Jack McVeigh z numerem, jakiego nie miał nikt!
28-letni McVeigh był jednym z najlepszych graczy ligi australijskiej w ubiegłym sezonie. Zdobył mistrzostwo oraz nagrodę dla najlepszego zawodnika finałów. Wpadł w oko władzom Rockets, które w lipcu postanowiły zaproponować mu kontrakt two-way. Dzięki temu australijski obrońca będzie mógł dzielić czas gry między NBA oraz G League (ligę rozwojową).
Okazuje się, że McVeigh zapisał się w historii ligi jeszcze przed swoim pierwszym meczem. Otóż postanowił on grać z numerem 58 na koszulce. I może nie byłoby w tym nic wyjątkowego, gdyby nie fakt, że w dziejach NBA jeszcze nikt z tym konkretnie numerem nie grał.

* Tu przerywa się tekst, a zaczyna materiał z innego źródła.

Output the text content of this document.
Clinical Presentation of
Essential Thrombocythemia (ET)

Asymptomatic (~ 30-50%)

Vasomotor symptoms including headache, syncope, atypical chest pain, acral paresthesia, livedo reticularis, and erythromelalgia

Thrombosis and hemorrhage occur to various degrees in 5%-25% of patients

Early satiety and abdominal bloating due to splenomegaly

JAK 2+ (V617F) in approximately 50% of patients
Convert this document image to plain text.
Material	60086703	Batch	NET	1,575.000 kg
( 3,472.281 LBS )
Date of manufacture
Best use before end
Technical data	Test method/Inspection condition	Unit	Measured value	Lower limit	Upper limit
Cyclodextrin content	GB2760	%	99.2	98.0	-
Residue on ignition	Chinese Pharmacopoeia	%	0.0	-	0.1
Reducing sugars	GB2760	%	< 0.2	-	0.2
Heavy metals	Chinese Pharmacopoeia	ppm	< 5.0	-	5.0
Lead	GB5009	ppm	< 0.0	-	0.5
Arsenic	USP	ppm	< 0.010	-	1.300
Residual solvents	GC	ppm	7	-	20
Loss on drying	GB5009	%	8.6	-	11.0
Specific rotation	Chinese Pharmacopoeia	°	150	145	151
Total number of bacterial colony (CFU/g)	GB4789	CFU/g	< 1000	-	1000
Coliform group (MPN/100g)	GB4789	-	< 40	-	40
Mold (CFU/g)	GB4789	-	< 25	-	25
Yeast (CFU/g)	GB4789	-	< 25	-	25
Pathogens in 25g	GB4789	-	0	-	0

Zmniejsza się więc pula numerów, które nigdy jeszcze nie zostały wykorzystane. W tej chwili zostało ich już tylko osiem: 64, 74, 75, 78, 79, 80, 82 i 87. McVeigh i Rockets na razie przygotowują się do nowych rozgrywek. Pierwszy mecz zagrają w nocy z 23 na 24 października.